Authenticated arbitrary local file read in Basekick Labs Arc analytics platform allows any token holder - even one with an empty permissions array - to exfiltrate sensitive host files (auth.db bcrypt hashes, arc.toml S3/TLS secrets, /proc/self/environ) and pivot to SSRF against cloud metadata endpoints by abusing unblocked DuckDB I/O functions in the SELECT clause. The flaw stems from an incomplete regex denylist in internal/api/query.go that filtered only read_parquet and arc_partition_agg while leaving the wider DuckDB I/O family (read_csv_auto, read_json, read_text, read_blob, glob, parquet_metadata, read_xlsx, etc.) and SELECT-list scalar table functions unguarded. No public exploit identified at time of analysis, but the GHSA advisory ships a working single-request proof-of-concept and the fix is shipped in Arc 2026.06.1.
Information disclosure in nebula-mesh through v0.3.1 allows any holder of an operator API key to read the server-wide audit log via GET /api/v1/audit-log, exposing cross-tenant actor names, host/CA/operator IDs, action timestamps, and masked-IP entries. The handleGetAuditLog endpoint enforces only bearer authentication with no admin-role check, so a low-privilege tenant can enumerate staffing patterns and high-value targets. Publicly available exploit code exists in the form of a one-line curl reproducer published in the GHSA advisory; no public exploit identified at time of analysis as actively weaponized, and the issue is not on CISA KEV.

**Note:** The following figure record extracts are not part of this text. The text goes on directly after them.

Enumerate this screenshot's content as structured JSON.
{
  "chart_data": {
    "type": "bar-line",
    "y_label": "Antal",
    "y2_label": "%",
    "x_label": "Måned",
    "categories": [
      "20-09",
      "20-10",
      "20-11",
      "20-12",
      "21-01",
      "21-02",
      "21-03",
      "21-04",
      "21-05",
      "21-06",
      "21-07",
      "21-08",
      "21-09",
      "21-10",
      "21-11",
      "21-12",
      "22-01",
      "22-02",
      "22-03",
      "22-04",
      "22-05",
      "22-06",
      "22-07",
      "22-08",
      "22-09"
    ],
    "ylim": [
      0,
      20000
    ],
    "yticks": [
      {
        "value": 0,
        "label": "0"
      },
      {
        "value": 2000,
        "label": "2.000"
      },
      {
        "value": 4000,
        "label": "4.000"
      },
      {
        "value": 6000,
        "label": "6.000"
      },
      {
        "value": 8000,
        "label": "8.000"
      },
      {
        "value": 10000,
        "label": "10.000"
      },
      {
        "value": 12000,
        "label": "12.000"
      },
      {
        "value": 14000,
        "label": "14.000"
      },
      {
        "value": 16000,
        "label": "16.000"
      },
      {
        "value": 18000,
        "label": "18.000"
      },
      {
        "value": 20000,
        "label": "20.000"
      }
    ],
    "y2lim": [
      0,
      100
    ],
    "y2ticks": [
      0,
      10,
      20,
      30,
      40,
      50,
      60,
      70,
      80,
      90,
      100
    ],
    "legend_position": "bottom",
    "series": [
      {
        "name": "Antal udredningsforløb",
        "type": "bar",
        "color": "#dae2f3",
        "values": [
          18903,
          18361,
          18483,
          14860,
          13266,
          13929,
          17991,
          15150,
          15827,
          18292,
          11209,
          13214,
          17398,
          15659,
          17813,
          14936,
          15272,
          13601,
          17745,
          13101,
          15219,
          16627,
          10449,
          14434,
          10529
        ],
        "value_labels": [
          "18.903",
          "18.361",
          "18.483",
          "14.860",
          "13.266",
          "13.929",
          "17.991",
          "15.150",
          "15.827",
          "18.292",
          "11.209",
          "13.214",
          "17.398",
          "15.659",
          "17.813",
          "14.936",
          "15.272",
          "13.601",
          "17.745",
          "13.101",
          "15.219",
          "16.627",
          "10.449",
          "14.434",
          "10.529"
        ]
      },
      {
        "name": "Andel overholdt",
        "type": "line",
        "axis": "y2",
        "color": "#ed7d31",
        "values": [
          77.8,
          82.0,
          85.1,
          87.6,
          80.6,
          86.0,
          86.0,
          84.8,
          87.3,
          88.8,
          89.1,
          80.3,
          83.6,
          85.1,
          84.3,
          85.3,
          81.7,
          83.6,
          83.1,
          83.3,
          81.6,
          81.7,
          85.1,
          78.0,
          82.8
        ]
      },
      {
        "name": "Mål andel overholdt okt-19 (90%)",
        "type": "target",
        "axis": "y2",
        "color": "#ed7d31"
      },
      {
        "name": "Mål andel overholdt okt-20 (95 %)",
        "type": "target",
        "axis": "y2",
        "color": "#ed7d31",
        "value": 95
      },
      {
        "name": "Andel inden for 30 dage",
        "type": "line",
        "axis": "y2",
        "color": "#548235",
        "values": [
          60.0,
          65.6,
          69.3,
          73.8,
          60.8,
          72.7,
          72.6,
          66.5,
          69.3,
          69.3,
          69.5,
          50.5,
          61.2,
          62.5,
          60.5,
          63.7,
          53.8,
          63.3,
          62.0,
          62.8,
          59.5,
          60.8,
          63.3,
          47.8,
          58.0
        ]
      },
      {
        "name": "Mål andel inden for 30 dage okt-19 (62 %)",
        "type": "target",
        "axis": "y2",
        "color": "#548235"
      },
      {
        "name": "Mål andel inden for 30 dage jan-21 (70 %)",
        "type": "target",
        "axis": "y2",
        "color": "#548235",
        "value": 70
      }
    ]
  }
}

Cross-site request forgery in nebula-mesh's admin web UI (versions <= 0.3.2) lets a remote attacker trigger privileged operator actions - CA signing, API key minting, operator disablement, server-setting changes, and forced logout - when a logged-in operator visits an attacker-controlled page. SameSite=Lax on the session cookie does not block top-level cross-site form POSTs, sibling-subdomain attackers, or the GET /ui/logout route, so the impact is privilege escalation rather than nuisance. No public exploit identified at time of analysis beyond the working reproducer in the advisory itself.
Missing browser security headers in nebula-mesh (Go-based mesh admin platform) through v0.3.0 expose the admin UI and API to clickjacking, MIME-sniffing, referrer leakage, and TLS downgrade attacks. The admin surfaces affected handle high-value operations including CA certificate signing, API key minting, TOTP QR display, and operator management, making framing or MIME confusion attacks materially impactful. No public exploit identified at time of analysis, and the issue was reported by the maintainer with a patch released in v0.3.1.
YAML injection in nebula-mesh (juev/nebula-mesh, forked as forgekeep/nebula-mesh) prior to v0.3.2 allows an authenticated operator to inject arbitrary YAML keys into a managed agent's config.yml via the unvalidated adv_tun_device and ListenHost host-override fields. A successful injection lets the attacker self-promote a target host to a Nebula lighthouse or relay, redirecting and intercepting mesh traffic across the overlay network. No public exploit identified at time of analysis, but a detailed PoC payload is published in the GHSA advisory itself.